Première
partie : Apports conceptuels et actualité
Éclipse en France et renaissance
aux États-Unis
Avec
le XXe siècle, la montée du socialisme chez les intellectuels
et l’irruption des régimes totalitaires en Europe, la
connaissance et la popularité de Bastiat ont disparu en France. Il
faut attendre la fin de la Seconde Guerre mondiale pour voir
réapparaitre Bastiat aux États-Unis. Un des artisans de ce
renouveau est Ludwig von Mises, qui a fui
l’Europe en 1940. Installé à New York, il organise des
séminaires qui attirent des esprits remarquables : George Stigler,
Milton Friedman, tous deux futurs lauréats du Prix Nobel
d’économie, Israël Kirzner, mais
aussi des écrivains comme Henry Hazlitt. Ce dernier popularise la
pensée de Bastiat à travers son livre L’économie en une leçon. En
1969, Dean Russell publie Frédéric
Bastiat : Ideas & Influence (Frédéric Bastiat :
Idées & Influence), le premier ouvrage entièrement
consacré à Bastiat jamais publié en anglais. Ce livre
fut publié par la Foundation for Economic Education. Mais dès les années
1950, la même organisation avait déjà publié The Law, une traduction anglaise de La loi qui se vendra à plus
d’un million d’exemplaires.
Bastiat
précurseur de l’école des choix publics.
Bien
avant les économistes du « Public Choice
» au XXe siècle, Bastiat a démystifié
l’État et a montré que lorsqu’un gouvernement
outrepasse sa mission de défense des personnes et des biens, il incite
les groupes d’intérêt à rechercher des
privilèges et à influer sur le pouvoir pour obtenir des
avantages au détriment des contribuables et des consommateurs. «
L'État, c'est la grande fiction à travers laquelle tout le
monde s'efforce de vivre aux dépens de tout le
monde », écrivait Frédéric Bastiat dans
un pamphlet intitulé L'État. Certains groupes
d'intérêts particuliers ont compris qu’il était
plus facile de gagner de l’argent par l’engagement politique que
par des comportements productifs. Ils cherchent à voler l'argent des
autres sous l'égide de l'État, sapant la capacité de
production du marché par la multiplication des lois, des taxes et des
contraintes bureaucratiques.
Aujourd’hui,
il est de plus en plus difficile de financer les promesses électorales
qui se multiplient au fil du temps. La crise de la dette publique souveraine
en est une preuve suffisante. Toute analyse rationnelle digne de ce nom
démontre que l’État est de plus en plus incapable de
s'acquitter de ses obligations et que les promesses de nouveaux droits ne
seront pas tenues.
Cela
n’empêche pas Dominique de Villepin, par exemple, de proposer
dans son programme présidentiel un revenu universel d'assistanat
de 850 euros par mois pour tous.
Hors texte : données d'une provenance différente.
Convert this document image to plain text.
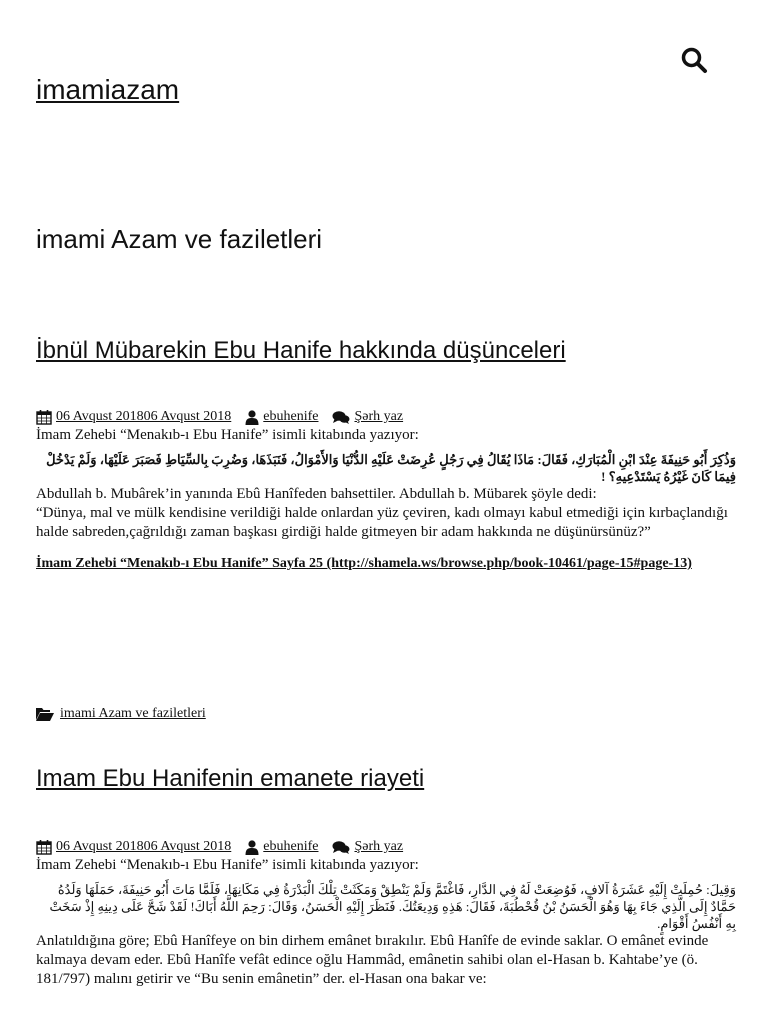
imamiazam
imami Azam ve faziletleri
İbnül Mübarekin Ebu Hanife hakkında düşünceleri
06 Avqust 201806 Avqust 2018 ebuhenife	Şərh yaz

İmam Zehebi “Menakıb-ı Ebu Hanife” isimli kitabında yazıyor:

وَذُكِرَ أَبُو حَنِيفَةَ عِنْدَ ابْنِ الْمُبَارَكِ، فَقَالَ: مَاذَا يُقَالُ فِي رَجُلٍ عُرِضَتْ عَلَيْهِ الدُّنْيَا وَالأَمْوَالُ، فَنَبَذَهَا، وَضُرِبَ بِالسِّيَاطِ فَصَبَرَ عَلَيْهَا، وَلَمْ يَدْخُلْ فِيمَا كَانَ غَيْرُهُ يَسْتَدْعِيهِ؟ !

Abdullah b. Mubârek’in yanında Ebû Hanîfeden bahsettiler. Abdullah b. Mübarek şöyle dedi:

“Dünya, mal ve mülk kendisine verildiği halde onlardan yüz çeviren, kadı olmayı kabul etmediği için kırbaçlandığı halde sabreden,çağrıldığı zaman başkası girdiği halde gitmeyen bir adam hakkında ne düşünürsünüz?”

İmam Zehebi “Menakıb-ı Ebu Hanife” Sayfa 25 (http://shamela.ws/browse.php/book-10461/page-15#page-13)
imami Azam ve faziletleri
Imam Ebu Hanifenin emanete riayeti
06 Avqust 201806 Avqust 2018 ebuhenife	Şərh yaz

İmam Zehebi “Menakıb-ı Ebu Hanife” isimli kitabında yazıyor:

وَقِيلَ: حُمِلَتْ إِلَيْهِ عَشَرَةُ آلافٍ، فَوُضِعَتْ لَهُ فِي الدَّارِ، فَاغْتَمَّ وَلَمْ يَنْطِقْ وَمَكَثَتْ تِلْكَ الْبَدْرَةُ فِي مَكَانِهَا، فَلَمَّا مَاتَ أَبُو حَنِيفَةَ، حَمَلَهَا وَلَدُهُ حَمَّادٌ إِلَى الَّذِي جَاءَ بِهَا وَهُوَ الْحَسَنُ بْنُ قُحْطُبَةَ، فَقَالَ: هَذِهِ وَدِيعَتُكَ. فَنَظَرَ إِلَيْهِ الْحَسَنُ، وَقَالَ: رَحِمَ اللَّهُ أَبَاكَ! لَقَدْ شَحَّ عَلَى دِينِهِ إِذْ سَخَتْ بِهِ أَنْفُسُ أَقْوَامٍ.

Anlatıldığına göre; Ebû Hanîfeye on bin dirhem emânet bırakılır. Ebû Hanîfe de evinde saklar. O emânet evinde kalmaya devam eder. Ebû Hanîfe vefât edince oğlu Hammâd, emânetin sahibi olan el-Hasan b. Kahtabe’ye (ö. 181/797) malını getirir ve “Bu senin emânetin” der. el-Hasan ona bakar ve:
Et cela n’empêchera pas non plus
l’électeur de voter pour lui. Malheureusement, l'électeur
moyen est rationnellement ignorant des conséquences économiques
des programmes qui lui sont proposés. Car la plupart des citoyens ne sont pas des militants
politiques mais des consommateurs. Quand ils votent, les
électeurs soutiennent les candidats qui leur promettent de vivre aux
dépens de l'État. Ils ignorent le fait que l'État vit
à leurs dépens.
En effet, Bastiat insiste sur le fait que le
gouvernement ne produit aucune richesse. « Sous la
dénomination d'État, on considère la collection des
citoyens comme un être réel, ayant sa vie propre, sa richesse
propre, indépendamment de la vie et de la richesse des citoyens
eux-mêmes, et puis chacun s'adresse à cet être fictif pour
en obtenir qui l'instruction, qui le travail, qui le crédit, qui les
aliments, etc., etc. Or, l'État ne peut rien donner aux citoyens qu'il
n'ait commencé par le leur prendre » (Propriété et Spoliation). L’État doit nécessairement prendre aux uns pour
donner aux autres. Déshabiller Pierre pour habiller Paul est l'essence
même de l’État.
Bastiat et
l’école autrichienne
Selon Bastiat, il est nécessaire de
considérer l'économie du point de vue du consommateur. Tous les
phénomènes économiques doivent être jugés
selon les avantages et les inconvénients qu'ils apportent au consommateur.
Bastiat souligne
constamment que la consommation constitue la finalité de toute
activité économique, la production n'étant qu'un moyen.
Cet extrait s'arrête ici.